What is the Energy Stories Lab?
What do we do?
In 2022, Dr. Perić was awarded a Canada Foundation for Innovation John Evans Leaders’ Fund grant to establish the Energy Stories Laboratory at the University of Calgary. Together with Dr. Leblanc and Dr. Dolgoy, they have created a Lab that uses the methodological tools of visual anthropology, visual arts and the community-based approaches of digital storytelling to document, collect and reveal energy stories from across Canada.
Our approach is feminist, care-based and collaborative. This means
- prioritizing voices that are left out of dominant narratives;
- regularly engaging with feminist, queer, anti-colonial, anti-racist thinkers, ideas and methods;
- caring for and always working on our relationships inside and outside the lab;
- making sure lab associates, research participants and community researchers drive and define our research and lab methods. We always aim to create a collaborative environment and the conditions for research participants and community researchers to feel empowered by their ideas and work;
- and regularly meeting to discuss and improve our approaches, especially when it comes to questions of the nature of digital data, digital access, ownership and inclusion.
In this, we are very inspired by other labs, such as the CLEAR Lab, the Access in the Making Lab, the Data + Feminism Lab, and the OBX Labs.
Emergent digital technologies and community-based methods are opening up new possibilities for accessing and sharing Canadian experiences. This is critical right now during a heightened era of polarization in public discourse, especially about Canadian energy futures.

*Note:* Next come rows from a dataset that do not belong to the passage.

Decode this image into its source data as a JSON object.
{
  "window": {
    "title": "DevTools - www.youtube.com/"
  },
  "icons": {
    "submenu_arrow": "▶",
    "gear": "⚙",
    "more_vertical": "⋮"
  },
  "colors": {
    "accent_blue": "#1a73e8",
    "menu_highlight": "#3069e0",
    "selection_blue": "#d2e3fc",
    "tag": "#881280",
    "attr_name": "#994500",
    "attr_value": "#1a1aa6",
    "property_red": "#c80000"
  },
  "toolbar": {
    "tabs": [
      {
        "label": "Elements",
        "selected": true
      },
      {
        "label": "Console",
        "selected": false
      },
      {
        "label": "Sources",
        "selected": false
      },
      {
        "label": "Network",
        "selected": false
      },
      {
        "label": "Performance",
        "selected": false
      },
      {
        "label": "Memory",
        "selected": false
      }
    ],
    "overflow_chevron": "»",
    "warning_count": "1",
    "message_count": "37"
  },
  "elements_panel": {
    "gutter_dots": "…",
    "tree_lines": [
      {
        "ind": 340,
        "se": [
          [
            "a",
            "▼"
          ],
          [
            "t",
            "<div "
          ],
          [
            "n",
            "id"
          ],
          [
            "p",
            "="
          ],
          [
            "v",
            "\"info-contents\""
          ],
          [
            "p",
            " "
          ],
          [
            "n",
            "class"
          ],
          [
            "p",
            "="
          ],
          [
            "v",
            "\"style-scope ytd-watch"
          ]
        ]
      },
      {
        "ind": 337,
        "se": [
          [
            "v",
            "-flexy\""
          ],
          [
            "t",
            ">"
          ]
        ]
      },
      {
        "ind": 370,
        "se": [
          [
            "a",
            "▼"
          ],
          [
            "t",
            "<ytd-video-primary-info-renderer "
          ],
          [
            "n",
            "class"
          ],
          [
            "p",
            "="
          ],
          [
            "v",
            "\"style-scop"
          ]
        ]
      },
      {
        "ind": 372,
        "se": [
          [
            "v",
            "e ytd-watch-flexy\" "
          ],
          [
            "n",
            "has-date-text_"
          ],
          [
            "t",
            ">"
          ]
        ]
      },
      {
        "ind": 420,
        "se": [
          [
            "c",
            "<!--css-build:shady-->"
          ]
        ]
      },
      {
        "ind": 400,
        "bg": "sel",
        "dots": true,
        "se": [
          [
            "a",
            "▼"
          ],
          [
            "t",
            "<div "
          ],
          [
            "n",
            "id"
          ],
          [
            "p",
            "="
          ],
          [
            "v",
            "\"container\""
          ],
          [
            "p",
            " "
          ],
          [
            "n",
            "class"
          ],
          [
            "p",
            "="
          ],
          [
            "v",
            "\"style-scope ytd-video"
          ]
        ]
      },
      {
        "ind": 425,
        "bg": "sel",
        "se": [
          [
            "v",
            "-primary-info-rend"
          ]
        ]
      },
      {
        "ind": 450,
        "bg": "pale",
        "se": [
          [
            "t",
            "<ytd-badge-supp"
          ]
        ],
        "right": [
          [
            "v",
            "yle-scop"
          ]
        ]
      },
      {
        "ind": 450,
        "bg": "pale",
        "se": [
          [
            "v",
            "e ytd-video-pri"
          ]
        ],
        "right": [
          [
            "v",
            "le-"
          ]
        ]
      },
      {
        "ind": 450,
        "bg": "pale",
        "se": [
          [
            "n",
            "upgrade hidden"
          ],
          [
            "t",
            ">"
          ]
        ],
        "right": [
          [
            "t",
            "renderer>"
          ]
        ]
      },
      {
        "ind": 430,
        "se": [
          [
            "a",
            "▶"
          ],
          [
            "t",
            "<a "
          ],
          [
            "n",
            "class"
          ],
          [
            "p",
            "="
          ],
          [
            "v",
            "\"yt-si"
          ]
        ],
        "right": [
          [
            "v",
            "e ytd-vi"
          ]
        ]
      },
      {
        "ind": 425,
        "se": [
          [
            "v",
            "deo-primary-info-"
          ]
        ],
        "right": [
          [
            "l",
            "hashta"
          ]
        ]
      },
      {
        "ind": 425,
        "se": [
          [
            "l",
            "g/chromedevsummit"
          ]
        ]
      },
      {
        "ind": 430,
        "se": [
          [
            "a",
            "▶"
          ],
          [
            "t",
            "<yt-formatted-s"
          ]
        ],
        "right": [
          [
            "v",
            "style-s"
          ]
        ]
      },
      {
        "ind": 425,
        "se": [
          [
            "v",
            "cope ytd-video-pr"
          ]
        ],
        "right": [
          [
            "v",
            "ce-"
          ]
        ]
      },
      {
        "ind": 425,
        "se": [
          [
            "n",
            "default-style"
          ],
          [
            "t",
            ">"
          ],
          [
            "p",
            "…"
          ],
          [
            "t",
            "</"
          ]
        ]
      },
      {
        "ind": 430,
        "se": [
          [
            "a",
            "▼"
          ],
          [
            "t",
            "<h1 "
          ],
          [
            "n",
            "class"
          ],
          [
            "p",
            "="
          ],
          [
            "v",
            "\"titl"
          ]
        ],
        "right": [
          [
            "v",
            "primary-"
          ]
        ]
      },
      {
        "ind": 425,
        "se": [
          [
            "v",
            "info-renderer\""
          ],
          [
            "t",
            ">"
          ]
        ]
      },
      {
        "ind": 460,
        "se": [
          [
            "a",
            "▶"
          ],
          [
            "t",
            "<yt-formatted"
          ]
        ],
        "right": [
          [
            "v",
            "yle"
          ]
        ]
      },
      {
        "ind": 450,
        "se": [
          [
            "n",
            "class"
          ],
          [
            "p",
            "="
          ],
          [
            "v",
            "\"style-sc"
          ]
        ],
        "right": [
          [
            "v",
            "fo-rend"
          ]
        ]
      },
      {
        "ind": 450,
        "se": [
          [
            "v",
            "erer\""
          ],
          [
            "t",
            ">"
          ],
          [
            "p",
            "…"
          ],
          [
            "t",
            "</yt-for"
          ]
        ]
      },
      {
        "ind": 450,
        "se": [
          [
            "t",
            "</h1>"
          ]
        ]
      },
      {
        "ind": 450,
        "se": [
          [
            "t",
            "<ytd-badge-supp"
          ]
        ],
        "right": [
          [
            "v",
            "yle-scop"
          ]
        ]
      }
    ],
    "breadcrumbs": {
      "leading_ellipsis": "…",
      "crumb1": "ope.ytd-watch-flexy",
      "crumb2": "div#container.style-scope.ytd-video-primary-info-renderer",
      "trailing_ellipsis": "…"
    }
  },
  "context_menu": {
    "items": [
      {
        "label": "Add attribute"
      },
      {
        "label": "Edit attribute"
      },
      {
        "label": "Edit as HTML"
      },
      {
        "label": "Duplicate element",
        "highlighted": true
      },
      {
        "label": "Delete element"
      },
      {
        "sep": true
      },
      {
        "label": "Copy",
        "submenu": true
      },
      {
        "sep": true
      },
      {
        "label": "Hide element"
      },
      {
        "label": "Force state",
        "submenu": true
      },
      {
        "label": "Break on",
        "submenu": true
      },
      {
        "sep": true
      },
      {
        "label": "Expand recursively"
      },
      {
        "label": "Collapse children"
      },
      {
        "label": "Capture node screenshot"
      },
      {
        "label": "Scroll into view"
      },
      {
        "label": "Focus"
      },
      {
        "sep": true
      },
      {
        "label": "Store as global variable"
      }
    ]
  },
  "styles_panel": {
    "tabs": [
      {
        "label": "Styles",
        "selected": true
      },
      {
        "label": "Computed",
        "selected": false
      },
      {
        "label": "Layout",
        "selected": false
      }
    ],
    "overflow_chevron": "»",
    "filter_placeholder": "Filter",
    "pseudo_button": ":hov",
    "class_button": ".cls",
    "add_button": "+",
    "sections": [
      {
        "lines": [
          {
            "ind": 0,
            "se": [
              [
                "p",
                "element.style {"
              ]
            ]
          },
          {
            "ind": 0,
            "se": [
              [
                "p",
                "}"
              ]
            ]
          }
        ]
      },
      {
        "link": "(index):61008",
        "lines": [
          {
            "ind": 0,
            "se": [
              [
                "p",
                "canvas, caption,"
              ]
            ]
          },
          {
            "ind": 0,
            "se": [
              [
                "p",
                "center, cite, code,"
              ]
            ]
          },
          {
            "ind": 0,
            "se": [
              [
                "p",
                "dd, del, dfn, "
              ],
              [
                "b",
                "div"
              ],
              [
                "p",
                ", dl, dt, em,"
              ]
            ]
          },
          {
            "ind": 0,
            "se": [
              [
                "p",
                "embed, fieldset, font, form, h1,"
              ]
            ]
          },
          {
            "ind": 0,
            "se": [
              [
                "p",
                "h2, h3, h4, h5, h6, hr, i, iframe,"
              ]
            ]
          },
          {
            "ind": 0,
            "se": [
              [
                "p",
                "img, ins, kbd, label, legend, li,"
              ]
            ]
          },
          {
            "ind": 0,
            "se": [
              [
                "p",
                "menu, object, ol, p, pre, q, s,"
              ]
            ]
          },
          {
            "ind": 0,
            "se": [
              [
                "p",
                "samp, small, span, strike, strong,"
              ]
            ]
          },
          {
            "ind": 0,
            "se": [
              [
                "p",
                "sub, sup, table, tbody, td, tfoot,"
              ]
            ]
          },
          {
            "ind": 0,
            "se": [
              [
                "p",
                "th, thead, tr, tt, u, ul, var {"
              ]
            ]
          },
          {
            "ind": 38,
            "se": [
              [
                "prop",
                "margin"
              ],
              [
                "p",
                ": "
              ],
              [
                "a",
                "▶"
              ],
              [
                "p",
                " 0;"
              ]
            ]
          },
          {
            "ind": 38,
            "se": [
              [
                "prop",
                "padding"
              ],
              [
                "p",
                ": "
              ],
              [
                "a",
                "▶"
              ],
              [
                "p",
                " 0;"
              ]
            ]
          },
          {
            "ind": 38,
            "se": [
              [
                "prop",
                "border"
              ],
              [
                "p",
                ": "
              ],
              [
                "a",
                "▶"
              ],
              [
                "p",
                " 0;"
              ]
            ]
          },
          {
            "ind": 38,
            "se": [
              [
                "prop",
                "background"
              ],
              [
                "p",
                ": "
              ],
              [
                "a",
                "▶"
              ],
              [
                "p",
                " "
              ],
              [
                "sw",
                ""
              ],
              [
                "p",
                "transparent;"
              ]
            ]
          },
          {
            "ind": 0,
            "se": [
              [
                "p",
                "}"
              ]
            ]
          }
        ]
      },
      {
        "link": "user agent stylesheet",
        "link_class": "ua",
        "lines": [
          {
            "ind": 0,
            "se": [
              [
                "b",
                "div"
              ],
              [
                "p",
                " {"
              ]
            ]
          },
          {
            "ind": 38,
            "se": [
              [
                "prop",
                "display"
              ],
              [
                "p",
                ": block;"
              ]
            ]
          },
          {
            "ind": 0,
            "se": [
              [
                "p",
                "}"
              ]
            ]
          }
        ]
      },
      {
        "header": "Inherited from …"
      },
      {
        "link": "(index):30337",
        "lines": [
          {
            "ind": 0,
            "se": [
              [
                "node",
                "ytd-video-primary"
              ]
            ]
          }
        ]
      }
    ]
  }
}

Energy Stories Lab Directors
The Energy Stories Lab brings mobile digital audio and visual technology kits directly into communities so that communities can author and share their own stories of energy transition and innovation to the broader public. Communities receive training that enables the creation of their own engaging interactive stories in photography, film, audio, augmented reality and other media formats.
The lab aims to empower communities, and ultimately democratize the telling of our energy stories. We also work with museums and other institutions to bring community stories to a broader national or international audience.
Digital storytelling technologies have the power to close the distance between people by not only encouraging community identification and cultural exchange, but also challenging stereotypes (Walsh and High 1999, High, Ndejuru and O’Hare 2009). Digital storytelling allows us to better “share authority” between the researcher and communities (Frisch 2003). Digital technologies, however, are not only collaboration tools, but represent a novel way to communicate across the Canadian landscape.
How do we work?
The Energy Stories Lab is collaborative and transdisciplinary, combining ethnography with new forms of art and visualization, including augmented reality (AR), 3D object making, collective mapping and GIS. We highly value collaborative community-based digital storytelling methods, such as PhotoVoice, VideoVoice and also novel approaches to oral and life history.
All students affiliated with the lab are necessarily trained in at least two differing but complementary fields, building on the Faculty of Arts’ capacity for transdisciplinary training. Through Lab projects, trainees also experience working across different sectors: they work with our partners in academia, communities, museum institutions and governments, for-profits and not-for-profits.